ECB should wind back ultra-easy monetary policy.
ECB should wind back ultra-easy monetary policy.

Eurozone government bond yields nudged higher on Wednesday as the improving consumer sentiment in Germany was viewed as the latest evidence that a brightening economy may encourage the central bank to wind back ultra-easy monetary policy.

Yields across the bloc have not yet strayed too far from record lows breached in recent years as the ECB spent trillions of euros on an asset purchase scheme and cut interest rates deep into negative territory, Reuters reported.

But with that scheme set to expire in December and investors pricing in the chance of rate increases from early 2018, it is becoming an uneasy truce between markets and policymakers.

“The more we see upside surprises on growth, the more the ECB could justify removing some of the stimulus slightly earlier,” said Mizuho’s head of euro rates strategy Peter Chatwell.

German 10-year yields climbed as much as 2 basis points to 0.43% on Wednesday. Analysts said that a sale of 10-year bonds from Germany was also adding upward pressure to yields as investors tend to trim portfolios ahead of new supply. Most other eurozone yields were flat or slightly higher on the day.

The consumer sentiment indicator published by the Nuremberg-based GfK institute and based on a survey of about 2,000 Germans rose to 10.4 going into June, the highest reading since October 2001. A Reuters poll had expected an unchanged reading of 10.2.

That came on the back of an economic indicator on Tuesday showing that eurozone business growth remains at its strongest since 2011.

About three quarters of economists in a Reuters poll said the ECB will signal it is winding down its monthly asset purchases by September, with six of those expecting the central bank to move as early as next month.

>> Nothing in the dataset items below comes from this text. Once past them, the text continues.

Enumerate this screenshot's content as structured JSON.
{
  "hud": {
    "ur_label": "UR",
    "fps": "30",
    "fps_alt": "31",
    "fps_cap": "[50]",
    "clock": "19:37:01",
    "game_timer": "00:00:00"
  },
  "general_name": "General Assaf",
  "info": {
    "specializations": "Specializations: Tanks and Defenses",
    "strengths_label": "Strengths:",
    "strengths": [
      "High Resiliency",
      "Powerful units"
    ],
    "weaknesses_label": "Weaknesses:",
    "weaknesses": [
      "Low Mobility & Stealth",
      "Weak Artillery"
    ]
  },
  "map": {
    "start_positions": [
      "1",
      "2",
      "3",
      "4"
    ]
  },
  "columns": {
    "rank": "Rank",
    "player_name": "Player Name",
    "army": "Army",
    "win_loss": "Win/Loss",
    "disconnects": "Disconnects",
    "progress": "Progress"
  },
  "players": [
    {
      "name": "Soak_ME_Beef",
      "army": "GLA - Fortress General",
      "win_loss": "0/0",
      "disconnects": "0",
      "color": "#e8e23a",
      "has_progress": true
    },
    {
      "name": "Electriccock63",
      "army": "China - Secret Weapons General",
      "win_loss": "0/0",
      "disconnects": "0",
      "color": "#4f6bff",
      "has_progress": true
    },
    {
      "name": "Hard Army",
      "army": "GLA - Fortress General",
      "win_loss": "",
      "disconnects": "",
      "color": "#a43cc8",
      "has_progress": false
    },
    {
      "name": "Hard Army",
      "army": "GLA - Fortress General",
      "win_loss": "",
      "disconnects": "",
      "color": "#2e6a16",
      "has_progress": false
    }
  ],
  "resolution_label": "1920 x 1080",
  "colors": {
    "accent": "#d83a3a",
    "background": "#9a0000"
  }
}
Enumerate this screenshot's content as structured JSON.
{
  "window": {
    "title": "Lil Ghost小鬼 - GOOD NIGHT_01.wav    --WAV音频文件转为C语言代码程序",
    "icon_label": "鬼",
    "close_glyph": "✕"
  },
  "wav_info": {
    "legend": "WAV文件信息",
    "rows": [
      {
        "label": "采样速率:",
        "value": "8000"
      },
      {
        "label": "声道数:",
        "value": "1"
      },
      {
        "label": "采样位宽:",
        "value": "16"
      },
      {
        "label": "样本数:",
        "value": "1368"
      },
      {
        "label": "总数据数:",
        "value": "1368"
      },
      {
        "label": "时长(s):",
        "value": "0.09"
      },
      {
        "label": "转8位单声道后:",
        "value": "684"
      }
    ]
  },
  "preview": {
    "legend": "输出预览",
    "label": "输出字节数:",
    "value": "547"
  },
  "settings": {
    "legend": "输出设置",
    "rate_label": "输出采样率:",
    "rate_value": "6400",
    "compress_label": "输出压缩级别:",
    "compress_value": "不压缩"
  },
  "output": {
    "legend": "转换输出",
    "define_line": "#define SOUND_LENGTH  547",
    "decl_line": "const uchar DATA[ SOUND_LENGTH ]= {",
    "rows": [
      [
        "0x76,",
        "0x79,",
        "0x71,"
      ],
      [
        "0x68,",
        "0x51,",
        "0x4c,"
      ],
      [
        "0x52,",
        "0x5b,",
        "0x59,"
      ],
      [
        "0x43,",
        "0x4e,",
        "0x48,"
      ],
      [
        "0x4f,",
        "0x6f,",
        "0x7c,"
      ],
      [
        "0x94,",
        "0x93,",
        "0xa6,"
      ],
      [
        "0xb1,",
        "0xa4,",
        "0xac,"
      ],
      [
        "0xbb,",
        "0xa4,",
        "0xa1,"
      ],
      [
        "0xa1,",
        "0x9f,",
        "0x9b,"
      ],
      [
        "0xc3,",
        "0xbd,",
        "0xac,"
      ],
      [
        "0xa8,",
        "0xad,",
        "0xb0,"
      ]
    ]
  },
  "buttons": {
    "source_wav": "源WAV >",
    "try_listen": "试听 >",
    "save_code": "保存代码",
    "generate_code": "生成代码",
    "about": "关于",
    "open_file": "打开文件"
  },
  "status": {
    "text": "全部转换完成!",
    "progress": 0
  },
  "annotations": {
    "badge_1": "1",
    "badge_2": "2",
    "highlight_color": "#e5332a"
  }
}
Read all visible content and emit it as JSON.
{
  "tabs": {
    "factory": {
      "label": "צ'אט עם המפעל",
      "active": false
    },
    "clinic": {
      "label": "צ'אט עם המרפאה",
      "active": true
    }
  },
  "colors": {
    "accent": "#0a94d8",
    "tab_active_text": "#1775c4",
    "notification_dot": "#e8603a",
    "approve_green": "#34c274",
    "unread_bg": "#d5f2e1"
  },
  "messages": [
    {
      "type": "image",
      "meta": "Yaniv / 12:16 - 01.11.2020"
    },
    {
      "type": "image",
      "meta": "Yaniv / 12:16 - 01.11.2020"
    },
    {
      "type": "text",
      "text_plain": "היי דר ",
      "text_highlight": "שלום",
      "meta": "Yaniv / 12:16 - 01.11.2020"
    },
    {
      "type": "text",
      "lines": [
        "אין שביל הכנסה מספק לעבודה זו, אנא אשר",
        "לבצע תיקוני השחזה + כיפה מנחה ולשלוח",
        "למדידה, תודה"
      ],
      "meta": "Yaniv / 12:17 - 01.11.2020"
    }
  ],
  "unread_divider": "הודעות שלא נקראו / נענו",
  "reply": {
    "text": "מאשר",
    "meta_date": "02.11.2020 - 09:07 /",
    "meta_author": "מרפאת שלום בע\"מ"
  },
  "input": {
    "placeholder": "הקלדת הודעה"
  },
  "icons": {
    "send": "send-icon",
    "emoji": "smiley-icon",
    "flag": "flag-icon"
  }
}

Money market pricing suggests that investors see more than a 50% chance of the ECB raising rates in March 2018.

ECB executive board member Benoit Coeure said on Tuesday that negative interest rates have been an effective monetary policy tool for the European Central Bank and there is no reason to change its guidance on their use. Another factor for policymakers will be the outlook for global growth.

In the United States, investors awaited minutes of the US Federal Reserve’s last policy meeting, though they are unlikely to erode high expectations for a June rate increase.